= Glyoxysome =

Specialized organelle found in plants

Glyoxysomes are specialized peroxisomes found in plants (particularly in the fat storage tissues of germinating seeds) and also in filamentous fungi. Seeds that contain fats and oils include corn, soybean, sunflower, peanut and pumpkin. As in all peroxisomes, in glyoxysomes, the fatty acids are oxidized to acetyl-CoA by peroxisomal β-oxidation enzymes. When the fatty acids are oxidized, hydrogen peroxide (H_{2}O_{2}) is produced as oxygen (O_{2}) is consumed. Thus, the seeds need oxygen to germinate. Besides peroxisomal functions, glyoxysomes additionally possess the key enzymes of the glyoxylate cycle (isocitrate lyase and malate synthase) which accomplish the glyoxylate cycle bypass.

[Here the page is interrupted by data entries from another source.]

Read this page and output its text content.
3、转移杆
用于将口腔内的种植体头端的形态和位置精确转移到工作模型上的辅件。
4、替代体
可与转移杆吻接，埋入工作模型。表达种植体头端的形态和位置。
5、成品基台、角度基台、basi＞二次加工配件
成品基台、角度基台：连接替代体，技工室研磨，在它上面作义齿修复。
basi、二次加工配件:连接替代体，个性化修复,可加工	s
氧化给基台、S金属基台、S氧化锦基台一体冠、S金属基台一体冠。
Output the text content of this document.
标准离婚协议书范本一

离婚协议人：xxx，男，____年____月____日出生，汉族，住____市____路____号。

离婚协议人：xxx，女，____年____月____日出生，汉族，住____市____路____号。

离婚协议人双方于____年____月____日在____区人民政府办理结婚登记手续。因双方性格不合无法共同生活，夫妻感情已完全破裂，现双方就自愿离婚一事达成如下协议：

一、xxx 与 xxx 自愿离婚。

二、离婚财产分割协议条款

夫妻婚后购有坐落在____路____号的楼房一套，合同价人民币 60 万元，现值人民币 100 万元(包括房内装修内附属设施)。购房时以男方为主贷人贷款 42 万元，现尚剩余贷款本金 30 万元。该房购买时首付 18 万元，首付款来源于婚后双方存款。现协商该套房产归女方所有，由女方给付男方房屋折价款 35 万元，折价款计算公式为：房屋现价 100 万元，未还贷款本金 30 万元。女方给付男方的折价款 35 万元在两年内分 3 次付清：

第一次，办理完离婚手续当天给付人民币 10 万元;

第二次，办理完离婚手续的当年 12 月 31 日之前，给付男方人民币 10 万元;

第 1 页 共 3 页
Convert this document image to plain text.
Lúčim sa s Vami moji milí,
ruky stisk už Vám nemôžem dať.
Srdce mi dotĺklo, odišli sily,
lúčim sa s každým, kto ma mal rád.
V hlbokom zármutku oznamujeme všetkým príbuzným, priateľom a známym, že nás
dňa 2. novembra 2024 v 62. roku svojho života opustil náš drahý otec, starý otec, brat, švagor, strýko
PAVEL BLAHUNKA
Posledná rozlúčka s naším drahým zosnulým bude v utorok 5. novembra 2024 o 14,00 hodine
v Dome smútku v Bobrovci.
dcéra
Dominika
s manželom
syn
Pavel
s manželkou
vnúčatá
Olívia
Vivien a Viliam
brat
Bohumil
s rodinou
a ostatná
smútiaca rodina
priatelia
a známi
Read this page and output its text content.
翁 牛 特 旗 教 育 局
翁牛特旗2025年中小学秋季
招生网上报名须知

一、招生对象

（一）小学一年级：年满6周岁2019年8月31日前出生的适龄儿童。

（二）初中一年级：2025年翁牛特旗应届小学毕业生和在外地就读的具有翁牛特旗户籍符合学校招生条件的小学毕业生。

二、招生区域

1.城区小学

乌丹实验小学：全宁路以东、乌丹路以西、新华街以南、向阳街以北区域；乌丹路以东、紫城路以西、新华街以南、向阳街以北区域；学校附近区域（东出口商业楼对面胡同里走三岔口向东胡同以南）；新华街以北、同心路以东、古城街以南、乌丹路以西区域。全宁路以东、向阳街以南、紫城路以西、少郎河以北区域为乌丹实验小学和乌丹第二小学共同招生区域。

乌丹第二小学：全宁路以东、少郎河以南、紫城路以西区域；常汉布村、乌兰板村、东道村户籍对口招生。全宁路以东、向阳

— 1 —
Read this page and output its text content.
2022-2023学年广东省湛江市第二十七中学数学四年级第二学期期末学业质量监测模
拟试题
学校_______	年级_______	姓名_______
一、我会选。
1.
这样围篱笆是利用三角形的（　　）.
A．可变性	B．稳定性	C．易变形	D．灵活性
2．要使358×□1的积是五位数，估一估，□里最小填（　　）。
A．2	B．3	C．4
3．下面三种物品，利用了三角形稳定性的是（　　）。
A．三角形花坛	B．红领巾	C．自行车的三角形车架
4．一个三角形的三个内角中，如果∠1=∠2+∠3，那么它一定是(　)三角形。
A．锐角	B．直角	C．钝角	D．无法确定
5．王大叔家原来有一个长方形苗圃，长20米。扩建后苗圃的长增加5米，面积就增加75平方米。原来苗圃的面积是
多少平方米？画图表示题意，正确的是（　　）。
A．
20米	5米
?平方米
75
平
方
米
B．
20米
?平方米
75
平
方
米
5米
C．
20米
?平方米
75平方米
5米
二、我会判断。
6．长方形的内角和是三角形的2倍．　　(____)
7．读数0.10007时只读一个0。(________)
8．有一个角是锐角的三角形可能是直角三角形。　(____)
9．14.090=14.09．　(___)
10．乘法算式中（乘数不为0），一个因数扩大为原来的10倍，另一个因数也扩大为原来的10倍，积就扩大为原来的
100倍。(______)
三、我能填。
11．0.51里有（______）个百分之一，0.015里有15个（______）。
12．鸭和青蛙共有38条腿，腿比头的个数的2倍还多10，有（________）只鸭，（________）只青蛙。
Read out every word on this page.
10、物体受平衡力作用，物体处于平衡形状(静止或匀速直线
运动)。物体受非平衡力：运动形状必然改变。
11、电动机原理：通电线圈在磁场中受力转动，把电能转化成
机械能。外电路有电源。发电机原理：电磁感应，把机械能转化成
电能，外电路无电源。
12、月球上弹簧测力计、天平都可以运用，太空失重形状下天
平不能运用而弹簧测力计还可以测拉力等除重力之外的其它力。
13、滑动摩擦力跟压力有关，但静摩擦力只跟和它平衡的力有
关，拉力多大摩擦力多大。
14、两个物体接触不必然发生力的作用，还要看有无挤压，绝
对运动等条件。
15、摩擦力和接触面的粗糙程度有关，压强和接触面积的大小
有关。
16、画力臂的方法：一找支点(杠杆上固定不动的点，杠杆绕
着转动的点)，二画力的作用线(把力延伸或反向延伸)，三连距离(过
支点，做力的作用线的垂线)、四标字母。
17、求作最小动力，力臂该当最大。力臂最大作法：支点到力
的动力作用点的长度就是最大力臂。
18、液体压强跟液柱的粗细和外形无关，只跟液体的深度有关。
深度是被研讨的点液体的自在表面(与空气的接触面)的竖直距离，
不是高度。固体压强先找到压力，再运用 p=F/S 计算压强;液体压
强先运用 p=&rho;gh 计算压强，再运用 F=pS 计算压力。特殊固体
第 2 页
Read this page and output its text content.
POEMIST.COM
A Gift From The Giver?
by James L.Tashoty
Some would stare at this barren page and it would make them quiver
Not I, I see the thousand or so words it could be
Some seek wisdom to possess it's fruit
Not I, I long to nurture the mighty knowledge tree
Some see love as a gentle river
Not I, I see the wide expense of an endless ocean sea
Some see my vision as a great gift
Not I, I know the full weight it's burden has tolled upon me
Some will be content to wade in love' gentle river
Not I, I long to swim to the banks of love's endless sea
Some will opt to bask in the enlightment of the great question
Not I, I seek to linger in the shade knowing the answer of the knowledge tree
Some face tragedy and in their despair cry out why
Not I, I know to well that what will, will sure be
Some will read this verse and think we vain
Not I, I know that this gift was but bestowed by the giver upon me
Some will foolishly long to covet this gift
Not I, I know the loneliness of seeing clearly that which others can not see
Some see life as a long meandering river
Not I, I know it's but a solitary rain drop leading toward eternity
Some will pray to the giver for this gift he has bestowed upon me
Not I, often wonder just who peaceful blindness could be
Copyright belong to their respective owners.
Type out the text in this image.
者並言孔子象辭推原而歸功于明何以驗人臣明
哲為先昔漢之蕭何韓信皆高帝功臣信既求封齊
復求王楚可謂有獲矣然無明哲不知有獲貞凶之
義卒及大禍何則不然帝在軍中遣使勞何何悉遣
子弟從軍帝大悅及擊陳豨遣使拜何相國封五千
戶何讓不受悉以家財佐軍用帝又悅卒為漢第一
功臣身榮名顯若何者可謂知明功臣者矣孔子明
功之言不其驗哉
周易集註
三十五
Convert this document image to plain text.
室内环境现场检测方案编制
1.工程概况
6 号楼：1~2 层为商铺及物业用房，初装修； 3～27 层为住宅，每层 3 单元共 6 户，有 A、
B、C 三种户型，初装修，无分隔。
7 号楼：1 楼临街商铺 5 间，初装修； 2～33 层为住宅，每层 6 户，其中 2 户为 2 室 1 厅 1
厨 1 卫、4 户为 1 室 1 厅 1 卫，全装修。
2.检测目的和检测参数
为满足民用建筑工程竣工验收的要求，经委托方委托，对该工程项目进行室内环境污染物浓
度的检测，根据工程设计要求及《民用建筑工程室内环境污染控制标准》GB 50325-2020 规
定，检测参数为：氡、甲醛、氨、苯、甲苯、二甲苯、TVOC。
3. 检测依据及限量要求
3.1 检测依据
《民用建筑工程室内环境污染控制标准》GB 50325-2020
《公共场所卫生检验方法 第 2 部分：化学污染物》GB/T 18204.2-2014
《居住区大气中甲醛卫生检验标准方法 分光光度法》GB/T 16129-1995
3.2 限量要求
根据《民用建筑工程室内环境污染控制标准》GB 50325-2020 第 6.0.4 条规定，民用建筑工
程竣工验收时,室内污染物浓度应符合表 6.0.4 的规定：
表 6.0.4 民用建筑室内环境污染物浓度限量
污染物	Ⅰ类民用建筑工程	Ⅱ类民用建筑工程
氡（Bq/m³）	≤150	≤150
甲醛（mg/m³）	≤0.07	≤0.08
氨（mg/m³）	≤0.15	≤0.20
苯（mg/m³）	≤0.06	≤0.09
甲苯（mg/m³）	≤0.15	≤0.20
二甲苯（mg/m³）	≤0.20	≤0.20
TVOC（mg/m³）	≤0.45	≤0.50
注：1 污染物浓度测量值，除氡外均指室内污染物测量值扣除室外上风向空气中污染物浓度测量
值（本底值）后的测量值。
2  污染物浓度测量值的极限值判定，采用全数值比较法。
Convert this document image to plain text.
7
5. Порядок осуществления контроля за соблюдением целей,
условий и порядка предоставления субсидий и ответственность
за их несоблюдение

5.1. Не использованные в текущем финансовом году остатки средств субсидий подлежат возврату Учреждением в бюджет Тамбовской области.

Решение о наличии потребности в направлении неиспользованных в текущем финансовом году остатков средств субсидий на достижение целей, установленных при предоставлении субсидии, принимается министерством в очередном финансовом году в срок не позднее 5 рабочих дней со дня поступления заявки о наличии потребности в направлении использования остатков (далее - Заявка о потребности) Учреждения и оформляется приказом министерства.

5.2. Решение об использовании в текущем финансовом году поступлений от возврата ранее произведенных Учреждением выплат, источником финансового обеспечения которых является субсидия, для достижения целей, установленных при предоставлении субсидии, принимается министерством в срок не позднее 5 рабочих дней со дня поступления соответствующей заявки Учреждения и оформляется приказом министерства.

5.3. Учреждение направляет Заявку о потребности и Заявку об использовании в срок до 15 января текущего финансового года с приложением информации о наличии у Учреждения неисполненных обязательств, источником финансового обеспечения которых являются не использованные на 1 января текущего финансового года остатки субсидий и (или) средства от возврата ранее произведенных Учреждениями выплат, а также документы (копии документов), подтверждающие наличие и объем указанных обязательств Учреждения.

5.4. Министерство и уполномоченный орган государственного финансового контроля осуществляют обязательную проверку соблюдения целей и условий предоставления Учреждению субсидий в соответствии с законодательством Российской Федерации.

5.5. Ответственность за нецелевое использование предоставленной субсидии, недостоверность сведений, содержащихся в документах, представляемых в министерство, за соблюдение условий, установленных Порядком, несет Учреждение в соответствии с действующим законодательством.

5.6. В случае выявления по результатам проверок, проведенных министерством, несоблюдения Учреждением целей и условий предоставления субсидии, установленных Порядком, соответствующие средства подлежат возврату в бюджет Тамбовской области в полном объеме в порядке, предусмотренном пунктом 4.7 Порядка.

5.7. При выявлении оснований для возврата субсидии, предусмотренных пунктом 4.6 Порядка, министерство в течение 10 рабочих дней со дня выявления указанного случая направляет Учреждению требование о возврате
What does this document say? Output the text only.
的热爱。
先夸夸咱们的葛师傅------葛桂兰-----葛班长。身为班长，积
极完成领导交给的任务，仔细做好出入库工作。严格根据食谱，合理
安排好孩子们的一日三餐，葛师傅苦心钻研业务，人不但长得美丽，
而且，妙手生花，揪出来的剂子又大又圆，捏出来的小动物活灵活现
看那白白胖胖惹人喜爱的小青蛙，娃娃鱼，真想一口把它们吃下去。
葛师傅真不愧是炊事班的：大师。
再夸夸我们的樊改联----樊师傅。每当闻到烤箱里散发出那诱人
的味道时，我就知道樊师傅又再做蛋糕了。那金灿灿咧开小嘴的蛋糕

Thus, glyoxysomes (as all peroxisomes) contain enzymes that initiate the breakdown of fatty acids and additionally possess the enzymes to produce intermediate products for the synthesis of sugars by gluconeogenesis. The seedling uses these sugars synthesized from fats until it is mature enough to produce them by photosynthesis.

Plant peroxisomes also participate in photorespiration and nitrogen metabolism in root nodules.